Animated by architectural gems, the industrial campus of the furniture company Vitra, in Weil am Rhein, Germany, has long been a tourist attraction, but before a new addition by Herzog & de Meuron, public access had been limited to guided tours focusing on the on-site museum. Vitra uses the campus, after all, to manufacture, test, and store much of the furniture it ships across the world, and the grounds weren’t designed to handle swarms of visitors. That all began to change in 2004, when the company, formerly focused on contract products, launched the Home Collection.

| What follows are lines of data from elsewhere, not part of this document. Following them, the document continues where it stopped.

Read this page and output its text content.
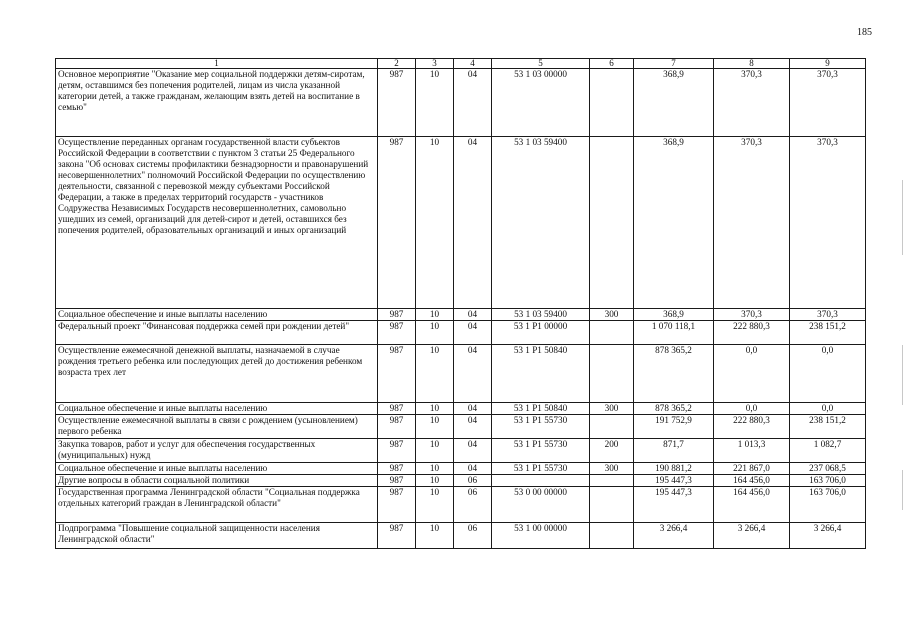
185
1	2	3	4	5	6	7	8	9
Основное мероприятие "Оказание мер социальной поддержки детям-сиротам, детям, оставшимся без попечения родителей, лицам из числа указанной категории детей, а также гражданам, желающим взять детей на воспитание в семью"	987	10	04	53 1 03 00000		368,9	370,3	370,3
Осуществление переданных органам государственной власти субъектов Российской Федерации в соответствии с пунктом 3 статьи 25 Федерального закона "Об основах системы профилактики безнадзорности и правонарушений несовершеннолетних" полномочий Российской Федерации по осуществлению деятельности, связанной с перевозкой между субъектами Российской Федерации, а также в пределах территорий государств - участников Содружества Независимых Государств несовершеннолетних, самовольно ушедших из семей, организаций для детей-сирот и детей, оставшихся без попечения родителей, образовательных организаций и иных организаций	987	10	04	53 1 03 59400		368,9	370,3	370,3
Социальное обеспечение и иные выплаты населению	987	10	04	53 1 03 59400	300	368,9	370,3	370,3
Федеральный проект "Финансовая поддержка семей при рождении детей"	987	10	04	53 1 P1 00000		1 070 118,1	222 880,3	238 151,2
Осуществление ежемесячной денежной выплаты, назначаемой в случае рождения третьего ребенка или последующих детей до достижения ребенком возраста трех лет	987	10	04	53 1 P1 50840		878 365,2	0,0	0,0
Социальное обеспечение и иные выплаты населению	987	10	04	53 1 P1 50840	300	878 365,2	0,0	0,0
Осуществление ежемесячной выплаты в связи с рождением (усыновлением) первого ребенка	987	10	04	53 1 P1 55730		191 752,9	222 880,3	238 151,2
Закупка товаров, работ и услуг для обеспечения государственных (муниципальных) нужд	987	10	04	53 1 P1 55730	200	871,7	1 013,3	1 082,7
Социальное обеспечение и иные выплаты населению	987	10	04	53 1 P1 55730	300	190 881,2	221 867,0	237 068,5
Другие вопросы в области социальной политики	987	10	06			195 447,3	164 456,0	163 706,0
Государственная программа Ленинградской области "Социальная поддержка отдельных категорий граждан в Ленинградской области"	987	10	06	53 0 00 00000		195 447,3	164 456,0	163 706,0
Подпрограмма "Повышение социальной защищенности населения Ленинградской области"	987	10	06	53 1 00 00000		3 266,4	3 266,4	3 266,4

After a major fire ravaged the site in 1981, Vitra hired Nicholas Grimshaw to devise a master plan. It called for four new factories, which were constructed between 1981 and 1994. Grimshaw designed the first two, Frank Gehry the next one, and Álvaro Siza the last. To preserve the operation’s confidentiality, each of these buildings is kept strictly private. In 1993, the company added a Tadao Ando–designed conference center and a fire station by Zaha Hadid (famously, her first built work). But until recently, the only real exception to an otherwise hermetic campus was the Vitra Design Museum, built in 1989, which had been commissioned at the same time as Gehry’s factory building and was originally intended to display the owners’ extensive collection of modern design. Vitra now needed a place to show merchandise to the individual shopper. “It became quite clear to me that the next building absolutely had to be with Herzog & de Meuron, since they represent all I care about in architecture,” says Rolf Fehlbaum, the company’s chairman.

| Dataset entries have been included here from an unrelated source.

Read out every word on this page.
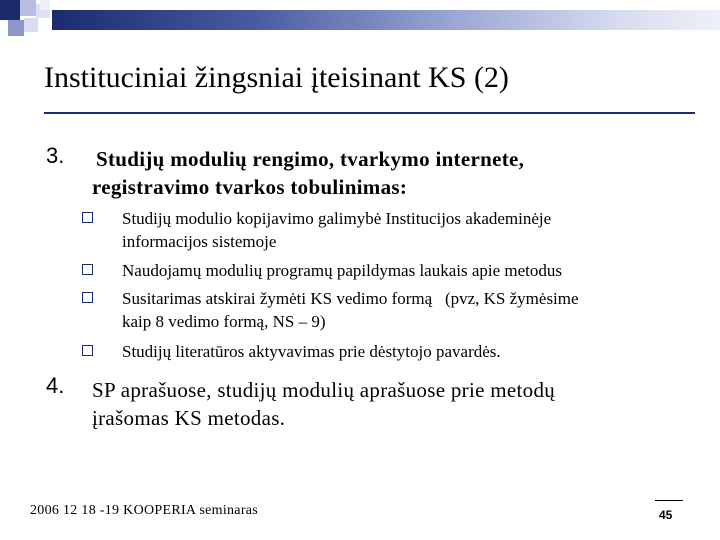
Instituciniai žingsniai įteisinant KS (2)
3. Studijų modulių rengimo, tvarkymo internete,
registravimo tvarkos tobulinimas:
Studijų modulio kopijavimo galimybė Institucijos akademinėje
informacijos sistemoje
Naudojamų modulių programų papildymas laukais apie metodus
Susitarimas atskirai žymėti KS vedimo formą   (pvz, KS žymėsime
kaip 8 vedimo formą, NS – 9)
Studijų literatūros aktyvavimas prie dėstytojo pavardės.
4. SP aprašuose, studijų modulių aprašuose prie metodų
įrašomas KS metodas.
2006 12 18 -19 KOOPERIA seminaras	45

At Herzog & de Meuron’s VitraHaus, which opened on February 22, visitors are formally welcomed by a campus info desk, exhibitions, a café, a gift shop, a meeting room, and, of course, access to the residential furniture. To signal the collection’s domestic nature, the Swiss architects turned to the archetypal pitched-roof house, a form they had explored in 1980 with Blue House. This time, though, the firm used 12 of these volumes, stretching them and stacking them askew like cantilevered beams. Inside, the design produces intertwined spaces that artfully frame views up, down, and across galleries. Furniture lines in different styles get the benefit of their own discrete environments. “Nothing has been left to chance,” says Jacques Herzog, cofounder of the Basel-based firm. “Every crossover has been studied in detailed models and adapted according to aesthetic and functional criteria.”

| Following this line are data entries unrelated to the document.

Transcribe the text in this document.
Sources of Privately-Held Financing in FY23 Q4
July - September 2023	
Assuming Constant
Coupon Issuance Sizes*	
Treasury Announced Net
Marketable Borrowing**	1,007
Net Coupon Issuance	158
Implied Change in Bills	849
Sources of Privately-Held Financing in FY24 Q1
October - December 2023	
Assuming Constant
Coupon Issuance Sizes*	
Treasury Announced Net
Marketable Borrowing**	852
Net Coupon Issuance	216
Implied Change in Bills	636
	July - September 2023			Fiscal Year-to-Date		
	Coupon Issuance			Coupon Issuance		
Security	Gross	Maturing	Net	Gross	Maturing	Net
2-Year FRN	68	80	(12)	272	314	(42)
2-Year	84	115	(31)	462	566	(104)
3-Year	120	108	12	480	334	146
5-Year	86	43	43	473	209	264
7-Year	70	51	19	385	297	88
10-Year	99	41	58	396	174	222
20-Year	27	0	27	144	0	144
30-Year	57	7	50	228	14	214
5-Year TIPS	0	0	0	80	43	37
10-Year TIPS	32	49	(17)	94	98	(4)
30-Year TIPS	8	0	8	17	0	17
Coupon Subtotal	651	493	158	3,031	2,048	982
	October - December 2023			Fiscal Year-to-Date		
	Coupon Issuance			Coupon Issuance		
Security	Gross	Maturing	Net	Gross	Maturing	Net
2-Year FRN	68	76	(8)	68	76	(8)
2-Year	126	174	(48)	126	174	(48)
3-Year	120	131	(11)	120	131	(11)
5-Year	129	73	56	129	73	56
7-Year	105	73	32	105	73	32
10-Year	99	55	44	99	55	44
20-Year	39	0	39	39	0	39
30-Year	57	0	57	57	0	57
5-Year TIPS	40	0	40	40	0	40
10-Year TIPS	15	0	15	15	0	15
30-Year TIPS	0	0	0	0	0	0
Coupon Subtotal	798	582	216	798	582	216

The architects distinguished their building from the others on the campus in a couple of ways. First, they positioned it at the entrance, across the main road from Gehry’s museum. “We moved the building away from its originally planned construction site to allow each building to stand independently,” Herzog says. “Since we did not want to build up a competitive situation in regards to the Gehry building, we chose dark gray as a contrast color.” And while the other buildings are inwardly focused—housing either trade secrets or galleries—VitraHaus looks outward. “The stacked beams are not only exhibition spaces but also viewing platforms,” Herzog says. The volumes’ glazed ends frame different features of the landscape—Vitra’s other architecture, the rolling vineyards and farms that surround the campus, and, to the distant south, the industrial landscape of Basel’s pharmaceutical businesses.
“It is easy now to spend a leisurely afternoon at Vitra,” says Fehlbaum, and so far the numbers seem to back him up. The campus normally has 100,000 visitors each year, but in the two months since VitraHaus opened 75,000 people have visited. “Buildings have always anticipated great changes at Vitra,” Fehlbaum says.